After the basement membrane matrix has set, slowly remove the needle, followed by the removal of the catheter. Finally, place the mouse into a recovery cage until it regains sufficient consciousness to maintain sternal recumbency before returning to the home cage. Ultrasound imaging monitors in vivo tumor progression.
This image shows an ultrasound image of the adrenal gland, one week following injection. Here, luminescence imaging of a neuroblastoma injected mouse one week post-injection, shows readings not indicative of tumor engraftment. After two weeks, ultrasound imaging shows tumor engraftment and progression to an area of approximately 40 square millimeters.
Bioluminescence at two weeks post-injection showed radiance measuring 10 to the seventh, which is suggestive of cell uptake and tumor growth correlating with ultrasound findings. Ultrasound imaging eight weeks post-injection showed continued tumor growth with an area measurement of greater than 100 square millimeters. Again, bioluminescence confirmed the ultrasound findings with increased radiance levels of 10 to the nine.
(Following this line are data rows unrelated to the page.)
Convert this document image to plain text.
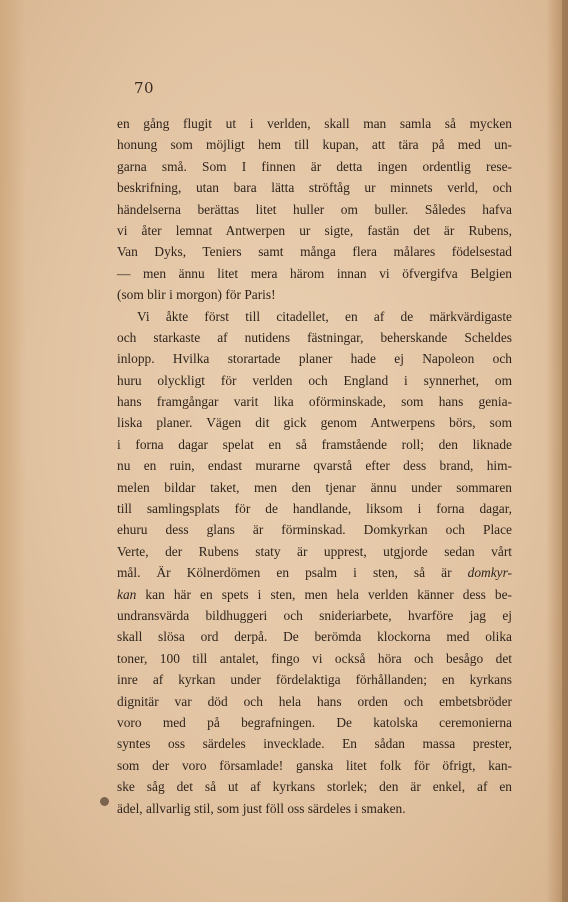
70
en gång flugit ut i verlden, skall man samla så mycken
honung som möjligt hem till kupan, att tära på med un-
garna små. Som I finnen är detta ingen ordentlig rese-
beskrifning, utan bara lätta ströftåg ur minnets verld, och
händelserna berättas litet huller om buller. Således hafva
vi åter lemnat Antwerpen ur sigte, fastän det är Rubens,
Van Dyks, Teniers samt många flera målares födelsestad
— men ännu litet mera härom innan vi öfvergifva Belgien
(som blir i morgon) för Paris!
Vi åkte först till citadellet, en af de märkvärdigaste
och starkaste af nutidens fästningar, beherskande Scheldes
inlopp. Hvilka storartade planer hade ej Napoleon och
huru olyckligt för verlden och England i synnerhet, om
hans framgångar varit lika oförminskade, som hans genia-
liska planer. Vägen dit gick genom Antwerpens börs, som
i forna dagar spelat en så framstående roll; den liknade
nu en ruin, endast murarne qvarstå efter dess brand, him-
melen bildar taket, men den tjenar ännu under sommaren
till samlingsplats för de handlande, liksom i forna dagar,
ehuru dess glans är förminskad. Domkyrkan och Place
Verte, der Rubens staty är upprest, utgjorde sedan vårt
mål. Är Kölnerdömen en psalm i sten, så är domkyr-
kan kan här en spets i sten, men hela verlden känner dess be-
undransvärda bildhuggeri och snideriarbete, hvarföre jag ej
skall slösa ord derpå. De berömda klockorna med olika
toner, 100 till antalet, fingo vi också höra och besågo det
inre af kyrkan under fördelaktiga förhållanden; en kyrkans
dignitär var död och hela hans orden och embetsbröder
voro med på begrafningen. De katolska ceremonierna
syntes oss särdeles invecklade. En sådan massa prester,
som der voro församlade! ganska litet folk för öfrigt, kan-
ske såg det så ut af kyrkans storlek; den är enkel, af en
ädel, allvarlig stil, som just föll oss särdeles i smaken.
3-D ultrasound imaging of the tumor showed a volume greater than 100 cubic millimeters, the baseline that our laboratory utilizes for initiation of preclinical therapeutic trials. Excised tumor grossly measured greater than one centimeter in size, correlating with ultrasound measurements and luminescence signals. This media provides demonstration of how to successfully establish adrenal orthotopic xenographs with patient-derived neuroblastoma cells, utilizing ultrasound guidance.
Once mastered, this technique can be done in less than 12 minutes per injection if it is performed properly.